073 戦争
聖ガルド教皇国との戦争が始まる……?
「え……」
「聖ガルド教皇国はロキを差し出せと言ってきたんだ。アンデッドを処刑するという名目でな」
「僕はアンデッドじゃありません!」
「そんなことは勿論分かっている。拒否した結果、宣戦布告してきたってわけさ」
「そんなの無茶苦茶ですよ」
「そうだな。しかし、相手は巨大国家だ。人口はこちらの10倍以上はある。勝てると見込んで宣戦布告してきたのだろう」
聖ガルド教皇国は神の名のもとに優秀な騎士を各地から集め、強大な戦力を保有している。
「しかし、このフティア王国も一騎当千の冒険者が集まる国だ。戦力的には負けていないさ」
イーリアス師匠は不敵な笑みを見せた。
「ロキ、師匠としてお前が戦争に参加するのは反対だ。だが、国王としては手伝ってほしいとも思っている。戦争に参加するかどうかは自分で選べ」
「分かりました」
その日、フティア王国の各街に聖ガルド教皇国から宣戦布告された事、兵を招集する事について連絡がされた。
ロキはロキヘイムのメンバーと相談し、戦争に参加する事に決定した。

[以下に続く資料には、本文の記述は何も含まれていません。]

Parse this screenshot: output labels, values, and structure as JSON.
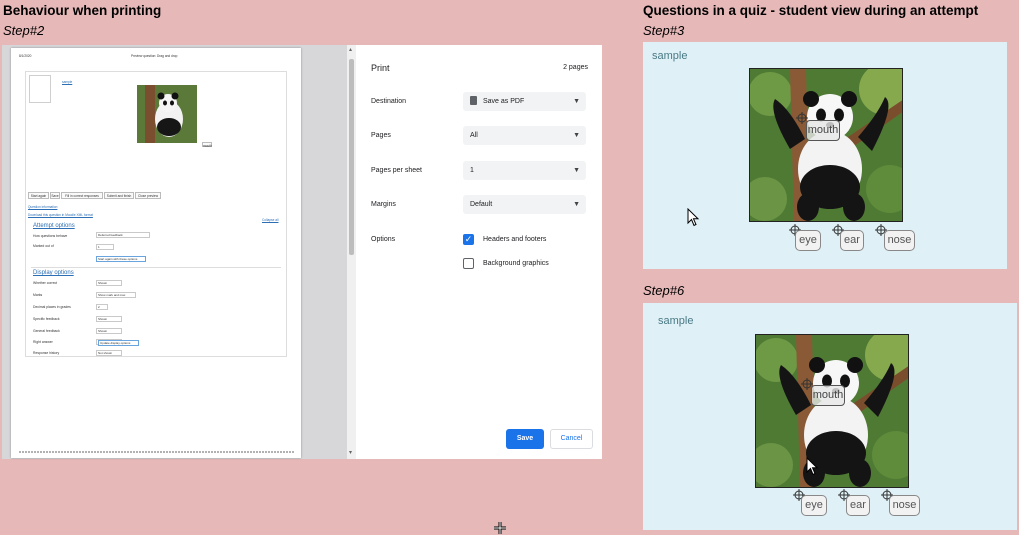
{
  "left": {
    "heading": "Behaviour when printing",
    "step": "Step#2",
    "print_dialog": {
      "title": "Print",
      "pages_count": "2 pages",
      "destination_label": "Destination",
      "destination_value": "Save as PDF",
      "pages_label": "Pages",
      "pages_value": "All",
      "pages_per_sheet_label": "Pages per sheet",
      "pages_per_sheet_value": "1",
      "margins_label": "Margins",
      "margins_value": "Default",
      "options_label": "Options",
      "headers_footers_label": "Headers and footers",
      "headers_footers_checked": true,
      "background_graphics_label": "Background graphics",
      "background_graphics_checked": false,
      "save_label": "Save",
      "cancel_label": "Cancel",
      "accent_color": "#1a73e8"
    },
    "preview": {
      "header_left": "8/1/2020",
      "header_center": "Preview question: Drag and drop",
      "sample_link": "sample",
      "mini_labels": [
        "mouth"
      ],
      "buttons": [
        "Start again",
        "Save",
        "Fill in correct responses",
        "Submit and finish",
        "Close preview"
      ],
      "question_info_link": "Question information",
      "download_link": "Download this question in Moodle XML format",
      "collapse_link": "Collapse all",
      "attempt_options": "Attempt options",
      "attempt_rows": [
        {
          "label": "How questions behave",
          "value": "Deferred feedback"
        },
        {
          "label": "Marked out of",
          "value": "1"
        }
      ],
      "attempt_button": "Start again with these options",
      "display_options": "Display options",
      "display_rows": [
        {
          "label": "Whether correct",
          "value": "Shown"
        },
        {
          "label": "Marks",
          "value": "Show mark and max"
        },
        {
          "label": "Decimal places in grades",
          "value": "2"
        },
        {
          "label": "Specific feedback",
          "value": "Shown"
        },
        {
          "label": "General feedback",
          "value": "Shown"
        },
        {
          "label": "Right answer",
          "value": "Shown"
        },
        {
          "label": "Response history",
          "value": "Not shown"
        }
      ],
      "display_button": "Update display options"
    }
  },
  "right": {
    "heading": "Questions in a quiz - student view during an attempt",
    "step3": "Step#3",
    "step6": "Step#6",
    "panel3": {
      "label": "sample",
      "placed_label": "mouth",
      "drag_items": [
        "eye",
        "ear",
        "nose"
      ]
    },
    "panel6": {
      "label": "sample",
      "placed_label": "mouth",
      "drag_items": [
        "eye",
        "ear",
        "nose"
      ]
    }
  }
}
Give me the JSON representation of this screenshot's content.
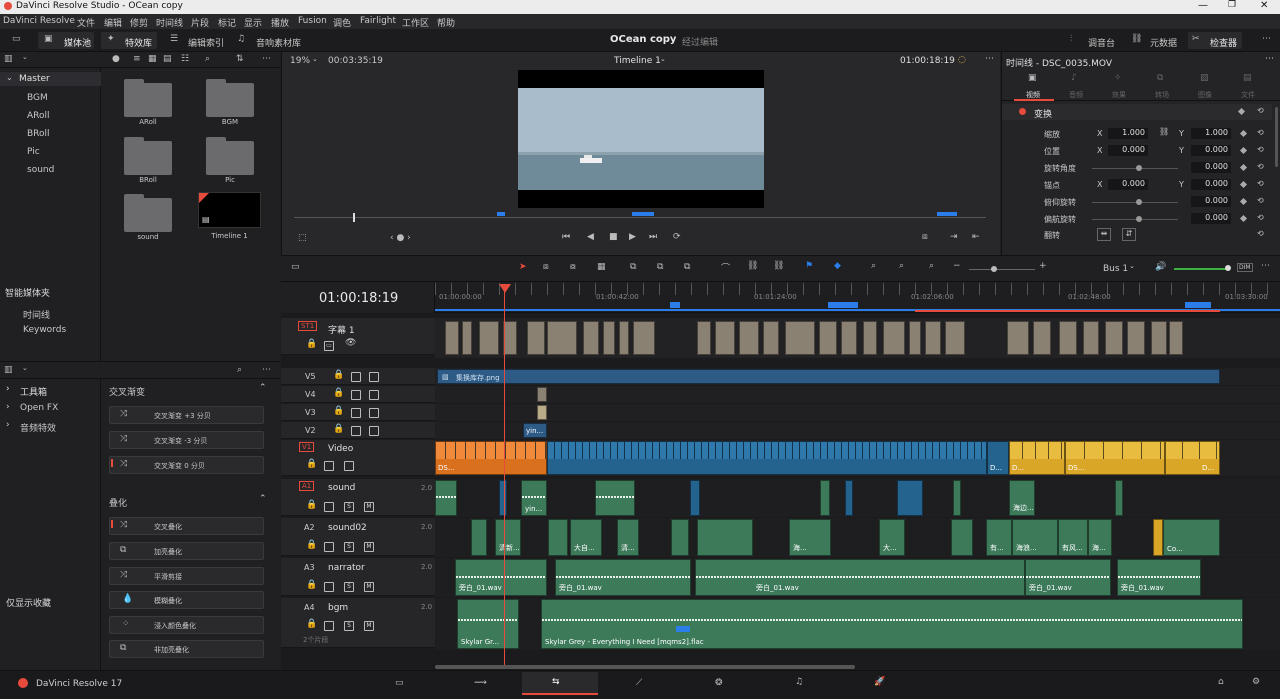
{
  "window": {
    "title": "DaVinci Resolve Studio - OCean copy"
  },
  "menu": [
    "DaVinci Resolve",
    "文件",
    "编辑",
    "修剪",
    "时间线",
    "片段",
    "标记",
    "显示",
    "播放",
    "Fusion",
    "调色",
    "Fairlight",
    "工作区",
    "帮助"
  ],
  "toolbar": {
    "media_pool": "媒体池",
    "effects": "特效库",
    "edit_index": "编辑索引",
    "sound_library": "音响素材库",
    "project_name": "OCean copy",
    "page_status": "经过编辑",
    "mixer": "调音台",
    "metadata": "元数据",
    "inspector": "检查器"
  },
  "viewer": {
    "zoom": "19%",
    "source_tc": "00:03:35:19",
    "timeline_name": "Timeline 1",
    "record_tc": "01:00:18:19"
  },
  "bins": {
    "master": "Master",
    "items": [
      "BGM",
      "ARoll",
      "BRoll",
      "Pic",
      "sound"
    ],
    "smart_bins_title": "智能媒体夹",
    "smart_items": [
      "时间线",
      "Keywords"
    ]
  },
  "clips": [
    {
      "name": "ARoll",
      "type": "folder"
    },
    {
      "name": "BGM",
      "type": "folder"
    },
    {
      "name": "BRoll",
      "type": "folder"
    },
    {
      "name": "Pic",
      "type": "folder"
    },
    {
      "name": "sound",
      "type": "folder"
    },
    {
      "name": "Timeline 1",
      "type": "timeline"
    }
  ],
  "effects_panel": {
    "tree": [
      "工具箱",
      "Open FX",
      "音频特效"
    ],
    "cat1": "交叉渐变",
    "cross": [
      "交叉渐变 +3 分贝",
      "交叉渐变 -3 分贝",
      "交叉渐变 0 分贝"
    ],
    "cat2": "叠化",
    "dissolves": [
      "交叉叠化",
      "加亮叠化",
      "平滑剪接",
      "模糊叠化",
      "浸入颜色叠化",
      "非加亮叠化"
    ],
    "show_favorites": "仅显示收藏"
  },
  "inspector": {
    "title": "时间线 - DSC_0035.MOV",
    "tabs": [
      "视频",
      "音频",
      "效果",
      "转场",
      "图像",
      "文件"
    ],
    "section": "变换",
    "rows": [
      {
        "label": "缩放",
        "x": "1.000",
        "y": "1.000"
      },
      {
        "label": "位置",
        "x": "0.000",
        "y": "0.000"
      },
      {
        "label": "旋转角度",
        "v": "0.000"
      },
      {
        "label": "锚点",
        "x": "0.000",
        "y": "0.000"
      },
      {
        "label": "俯仰旋转",
        "v": "0.000"
      },
      {
        "label": "偏航旋转",
        "v": "0.000"
      },
      {
        "label": "翻转"
      }
    ]
  },
  "timeline": {
    "current_tc": "01:00:18:19",
    "bus": "Bus 1",
    "ruler": [
      "01:00:00:00",
      "01:00:42:00",
      "01:01:24:00",
      "01:02:06:00",
      "01:02:48:00",
      "01:03:30:00"
    ],
    "tracks": [
      {
        "id": "ST1",
        "name": "字幕 1"
      },
      {
        "id": "V5",
        "name": ""
      },
      {
        "id": "V4",
        "name": ""
      },
      {
        "id": "V3",
        "name": ""
      },
      {
        "id": "V2",
        "name": ""
      },
      {
        "id": "V1",
        "name": "Video"
      },
      {
        "id": "A1",
        "name": "sound",
        "ch": "2.0"
      },
      {
        "id": "A2",
        "name": "sound02",
        "ch": "2.0"
      },
      {
        "id": "A3",
        "name": "narrator",
        "ch": "2.0"
      },
      {
        "id": "A4",
        "name": "bgm",
        "ch": "2.0",
        "count": "2个片段"
      }
    ],
    "clip_labels": {
      "v5": "集换库存.png",
      "v2": "yin...",
      "v1a": "DS...",
      "v1b": "D...",
      "v1c": "D...",
      "v1d": "DS...",
      "v1e": "D...",
      "a1": "yin...",
      "a1b": "海边...",
      "a2": [
        "清新...",
        "大自...",
        "清...",
        "海...",
        "大...",
        "有...",
        "海浪...",
        "有风...",
        "海...",
        "Co..."
      ],
      "a3": [
        "旁白_01.wav",
        "旁白_01.wav",
        "旁白_01.wav",
        "旁白_01.wav",
        "旁白_01.wav"
      ],
      "a4a": "Skylar Gr...",
      "a4b": "Skylar Grey - Everything I Need [mqms2].flac"
    }
  },
  "bottom": {
    "app": "DaVinci Resolve 17"
  },
  "colors": {
    "accent": "#e64b3c",
    "audio_clip": "#3d7a5a",
    "video_clip": "#24638e",
    "orange_clip": "#d9701e",
    "yellow_clip": "#d9a628",
    "playhead": "#e64b3c"
  }
}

そして、戦争が始まるまで各自で修行を続ける事にした。
1週間後、王都の城には大勢の国民、冒険者が集まった。王の宣言を聞く為だ。勿論ロキ達も城に来ている。
「国民よ、短い時間でよく集まってくれた。王として感謝する。フティア王国の歴史上最大の危機が迫っている。聖ガルド教皇国との戦争だ」
王の話を聞いていた国民にどよめきが起こる。風の噂には聞いたことがあっても、信じたくない者が多かったのだろう。

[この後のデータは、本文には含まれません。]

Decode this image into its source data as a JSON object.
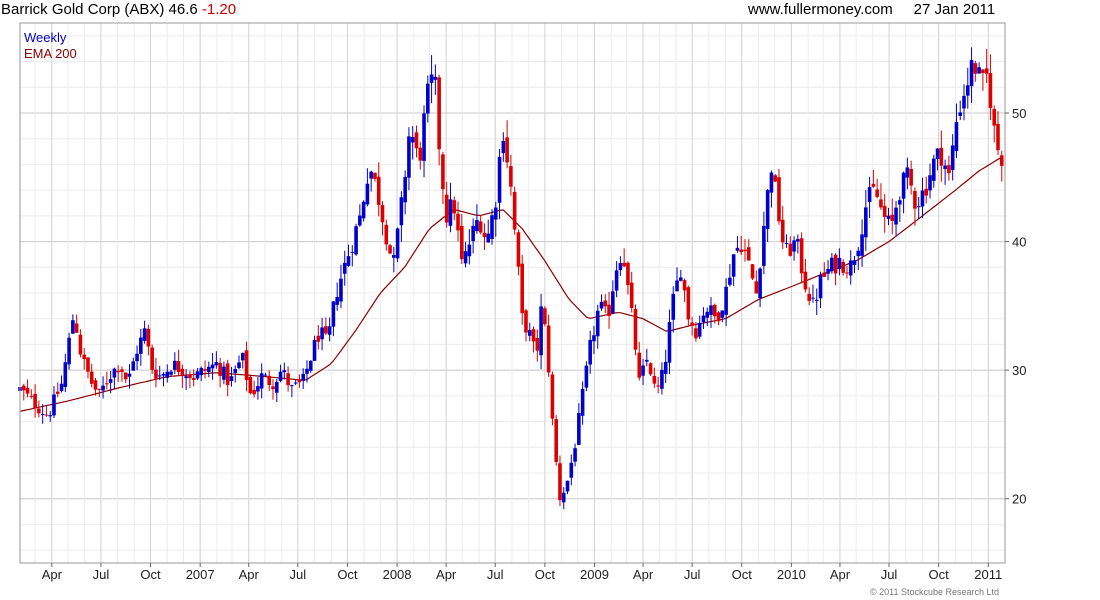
{
  "header": {
    "title": "Barrick Gold Corp (ABX)",
    "last": "46.6",
    "change": "-1.20",
    "site": "www.fullermoney.com",
    "date": "27 Jan 2011"
  },
  "colors": {
    "up": "#0000cc",
    "down": "#dd0000",
    "ema": "#8b0000",
    "grid": "#dedede",
    "border": "#999999"
  },
  "copyright": "© 2011 Stockcube Research Ltd",
  "chart_data": {
    "type": "candlestick",
    "title": "Barrick Gold Corp (ABX) 46.6 -1.20",
    "interval": "Weekly",
    "ylim": [
      15,
      57
    ],
    "yticks": [
      20,
      30,
      40,
      50
    ],
    "grid": true,
    "legend_position": "top-left",
    "legend": [
      "Weekly",
      "EMA 200"
    ],
    "xticks": [
      {
        "label": "Apr",
        "date": "2006-04-01"
      },
      {
        "label": "Jul",
        "date": "2006-07-01"
      },
      {
        "label": "Oct",
        "date": "2006-10-01"
      },
      {
        "label": "2007",
        "date": "2007-01-01"
      },
      {
        "label": "Apr",
        "date": "2007-04-01"
      },
      {
        "label": "Jul",
        "date": "2007-07-01"
      },
      {
        "label": "Oct",
        "date": "2007-10-01"
      },
      {
        "label": "2008",
        "date": "2008-01-01"
      },
      {
        "label": "Apr",
        "date": "2008-04-01"
      },
      {
        "label": "Jul",
        "date": "2008-07-01"
      },
      {
        "label": "Oct",
        "date": "2008-10-01"
      },
      {
        "label": "2009",
        "date": "2009-01-01"
      },
      {
        "label": "Apr",
        "date": "2009-04-01"
      },
      {
        "label": "Jul",
        "date": "2009-07-01"
      },
      {
        "label": "Oct",
        "date": "2009-10-01"
      },
      {
        "label": "2010",
        "date": "2010-01-01"
      },
      {
        "label": "Apr",
        "date": "2010-04-01"
      },
      {
        "label": "Jul",
        "date": "2010-07-01"
      },
      {
        "label": "Oct",
        "date": "2010-10-01"
      },
      {
        "label": "2011",
        "date": "2011-01-01"
      }
    ],
    "date_range": [
      "2006-02-01",
      "2011-02-01"
    ],
    "close_anchors": [
      [
        "2006-02-01",
        28.5
      ],
      [
        "2006-03-10",
        27.0
      ],
      [
        "2006-03-25",
        26.5
      ],
      [
        "2006-04-20",
        29.0
      ],
      [
        "2006-05-12",
        34.5
      ],
      [
        "2006-05-26",
        31.0
      ],
      [
        "2006-06-14",
        29.0
      ],
      [
        "2006-06-28",
        28.0
      ],
      [
        "2006-07-15",
        29.5
      ],
      [
        "2006-08-05",
        30.5
      ],
      [
        "2006-08-20",
        29.0
      ],
      [
        "2006-09-05",
        31.5
      ],
      [
        "2006-09-20",
        33.0
      ],
      [
        "2006-10-05",
        30.0
      ],
      [
        "2006-10-20",
        29.5
      ],
      [
        "2006-11-10",
        30.5
      ],
      [
        "2006-12-01",
        30.0
      ],
      [
        "2006-12-20",
        29.5
      ],
      [
        "2007-01-10",
        30.0
      ],
      [
        "2007-02-01",
        30.5
      ],
      [
        "2007-02-25",
        29.0
      ],
      [
        "2007-03-20",
        31.0
      ],
      [
        "2007-04-05",
        28.0
      ],
      [
        "2007-04-25",
        29.5
      ],
      [
        "2007-05-15",
        29.0
      ],
      [
        "2007-06-01",
        30.0
      ],
      [
        "2007-06-20",
        28.5
      ],
      [
        "2007-07-10",
        29.0
      ],
      [
        "2007-07-25",
        31.0
      ],
      [
        "2007-08-10",
        33.0
      ],
      [
        "2007-08-25",
        32.0
      ],
      [
        "2007-09-10",
        36.0
      ],
      [
        "2007-09-25",
        38.0
      ],
      [
        "2007-10-10",
        40.0
      ],
      [
        "2007-10-25",
        42.0
      ],
      [
        "2007-11-10",
        46.0
      ],
      [
        "2007-11-25",
        44.0
      ],
      [
        "2007-12-10",
        41.0
      ],
      [
        "2007-12-25",
        38.0
      ],
      [
        "2008-01-10",
        43.0
      ],
      [
        "2008-01-25",
        49.0
      ],
      [
        "2008-02-10",
        46.0
      ],
      [
        "2008-02-25",
        51.0
      ],
      [
        "2008-03-10",
        53.0
      ],
      [
        "2008-03-20",
        47.0
      ],
      [
        "2008-04-01",
        42.0
      ],
      [
        "2008-04-15",
        43.0
      ],
      [
        "2008-05-01",
        38.0
      ],
      [
        "2008-05-15",
        40.0
      ],
      [
        "2008-06-01",
        42.0
      ],
      [
        "2008-06-15",
        40.0
      ],
      [
        "2008-07-01",
        43.0
      ],
      [
        "2008-07-15",
        49.0
      ],
      [
        "2008-07-28",
        45.0
      ],
      [
        "2008-08-10",
        39.0
      ],
      [
        "2008-08-20",
        34.0
      ],
      [
        "2008-09-01",
        33.0
      ],
      [
        "2008-09-15",
        31.0
      ],
      [
        "2008-09-25",
        35.0
      ],
      [
        "2008-10-05",
        32.0
      ],
      [
        "2008-10-15",
        26.0
      ],
      [
        "2008-10-28",
        20.0
      ],
      [
        "2008-11-10",
        21.0
      ],
      [
        "2008-11-25",
        24.0
      ],
      [
        "2008-12-10",
        28.0
      ],
      [
        "2008-12-25",
        32.0
      ],
      [
        "2009-01-10",
        35.0
      ],
      [
        "2009-01-25",
        34.0
      ],
      [
        "2009-02-10",
        38.0
      ],
      [
        "2009-02-22",
        39.5
      ],
      [
        "2009-03-05",
        36.0
      ],
      [
        "2009-03-15",
        33.0
      ],
      [
        "2009-03-25",
        29.0
      ],
      [
        "2009-04-10",
        31.0
      ],
      [
        "2009-04-25",
        28.0
      ],
      [
        "2009-05-10",
        30.0
      ],
      [
        "2009-05-25",
        35.0
      ],
      [
        "2009-06-10",
        38.0
      ],
      [
        "2009-06-25",
        34.0
      ],
      [
        "2009-07-10",
        33.0
      ],
      [
        "2009-07-25",
        35.0
      ],
      [
        "2009-08-15",
        34.0
      ],
      [
        "2009-09-01",
        36.0
      ],
      [
        "2009-09-15",
        39.0
      ],
      [
        "2009-10-01",
        40.0
      ],
      [
        "2009-10-15",
        38.0
      ],
      [
        "2009-10-28",
        36.0
      ],
      [
        "2009-11-10",
        41.0
      ],
      [
        "2009-11-25",
        46.0
      ],
      [
        "2009-12-05",
        43.0
      ],
      [
        "2009-12-20",
        39.0
      ],
      [
        "2010-01-10",
        40.0
      ],
      [
        "2010-01-25",
        37.0
      ],
      [
        "2010-02-10",
        35.0
      ],
      [
        "2010-02-25",
        37.0
      ],
      [
        "2010-03-15",
        38.0
      ],
      [
        "2010-04-01",
        38.5
      ],
      [
        "2010-04-20",
        38.0
      ],
      [
        "2010-05-05",
        40.0
      ],
      [
        "2010-05-20",
        43.0
      ],
      [
        "2010-06-05",
        44.0
      ],
      [
        "2010-06-20",
        42.0
      ],
      [
        "2010-07-05",
        41.0
      ],
      [
        "2010-07-20",
        44.0
      ],
      [
        "2010-08-05",
        45.0
      ],
      [
        "2010-08-20",
        43.0
      ],
      [
        "2010-09-05",
        44.0
      ],
      [
        "2010-09-20",
        46.0
      ],
      [
        "2010-10-05",
        47.0
      ],
      [
        "2010-10-20",
        45.0
      ],
      [
        "2010-11-05",
        50.0
      ],
      [
        "2010-11-20",
        52.0
      ],
      [
        "2010-12-05",
        54.0
      ],
      [
        "2010-12-20",
        52.0
      ],
      [
        "2011-01-01",
        53.0
      ],
      [
        "2011-01-10",
        49.0
      ],
      [
        "2011-01-20",
        47.0
      ],
      [
        "2011-01-27",
        46.6
      ]
    ],
    "ema_anchors": [
      [
        "2006-02-01",
        26.8
      ],
      [
        "2006-05-01",
        27.6
      ],
      [
        "2006-08-01",
        28.6
      ],
      [
        "2006-11-01",
        29.5
      ],
      [
        "2007-02-01",
        29.8
      ],
      [
        "2007-05-01",
        29.5
      ],
      [
        "2007-07-15",
        29.2
      ],
      [
        "2007-09-01",
        30.5
      ],
      [
        "2007-10-15",
        33.0
      ],
      [
        "2007-12-01",
        36.0
      ],
      [
        "2008-01-15",
        38.0
      ],
      [
        "2008-03-01",
        41.0
      ],
      [
        "2008-04-15",
        42.5
      ],
      [
        "2008-06-01",
        42.0
      ],
      [
        "2008-07-15",
        42.5
      ],
      [
        "2008-08-20",
        41.0
      ],
      [
        "2008-10-01",
        38.5
      ],
      [
        "2008-11-15",
        35.5
      ],
      [
        "2008-12-20",
        34.0
      ],
      [
        "2009-02-15",
        34.5
      ],
      [
        "2009-04-01",
        34.0
      ],
      [
        "2009-05-15",
        33.0
      ],
      [
        "2009-07-01",
        33.5
      ],
      [
        "2009-09-01",
        34.0
      ],
      [
        "2009-11-01",
        35.5
      ],
      [
        "2010-01-01",
        36.5
      ],
      [
        "2010-03-01",
        37.5
      ],
      [
        "2010-05-01",
        38.5
      ],
      [
        "2010-07-01",
        40.0
      ],
      [
        "2010-09-01",
        42.0
      ],
      [
        "2010-11-01",
        44.0
      ],
      [
        "2010-12-15",
        45.5
      ],
      [
        "2011-01-27",
        46.6
      ]
    ]
  }
}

「聖ガルド教皇国は当時15歳だった少年をアンデッドと呼び、国外追放したのだ。そしてその少年はフティア王国に流れ着いた。少年は成長し、今や立派な冒険者となった」
ロキは自分の過去を思い出し、少し落ち込んだが王の話を聞く為に顔を上げた。
「しかし、聖ガルド教皇国は処刑の為に少年を、冒険者を引き渡せと言う。冒険者で成り立っているこの国でそのような事が許されるだろうか。断じて許してはならない!」
「そうだそうだ!」
「冒険者を馬鹿にしてやがる!」
集まった冒険者達が声を上げる。
「この王国の、冒険者の未来を守る為、全ての戦える者達を招集し、東の海岸にて聖ガルド教皇国を迎え討つ!そして、必ず勝利する事を約束する!」
「「うおおおおおお!!」」
王の演説が終わり、戦争に参加する者達の受付が始まった。ロキ達も受付を済ませて、師匠のところに向かった。
「師匠!演説お疲れさまでした」
「シショー!見てたよ!」
「ああ、お前達か。戦争には参加するのか?」
「はい、みんなで相談して決めました」
「そうか……国王として感謝する。敵軍は東の海岸の北と南に分かれて進軍してくるようだ。ちょうどイーストコースト村とホットフット村の辺りだな」
イーストコースト村も、ホットフット村も見知った人達が住んでいる。
「僕達も戦います!どこに行けばいいですか?」
「では、ホットフット村を任せる。絶対に守り抜いてくれ」
「分かりました!」
「ホットフット村を守り抜いた暁には、お前達には褒美を考えなければならないな……よし、ロキには俺に挑戦する権利をやろう」
「えー!それのどこが褒美なんですか!?」
「俺に挑戦出来る権利を持つのはオリハルコン級冒険者第2位だけなんだぞ!?」
「へぇ〜じゃあ、それでいいですよ」
「なんか投げやりだな。嬢ちゃん達には戦いが終わったら希望を聞くことにしよう」
「やったー!何を貰おうかな〜?」
「私は〜専用のお風呂かしら〜」
「新しいハンマーかな!」
「ワタシの褒美は不要です」
各々が何を貰おうか考えていて羨ましいロキであった。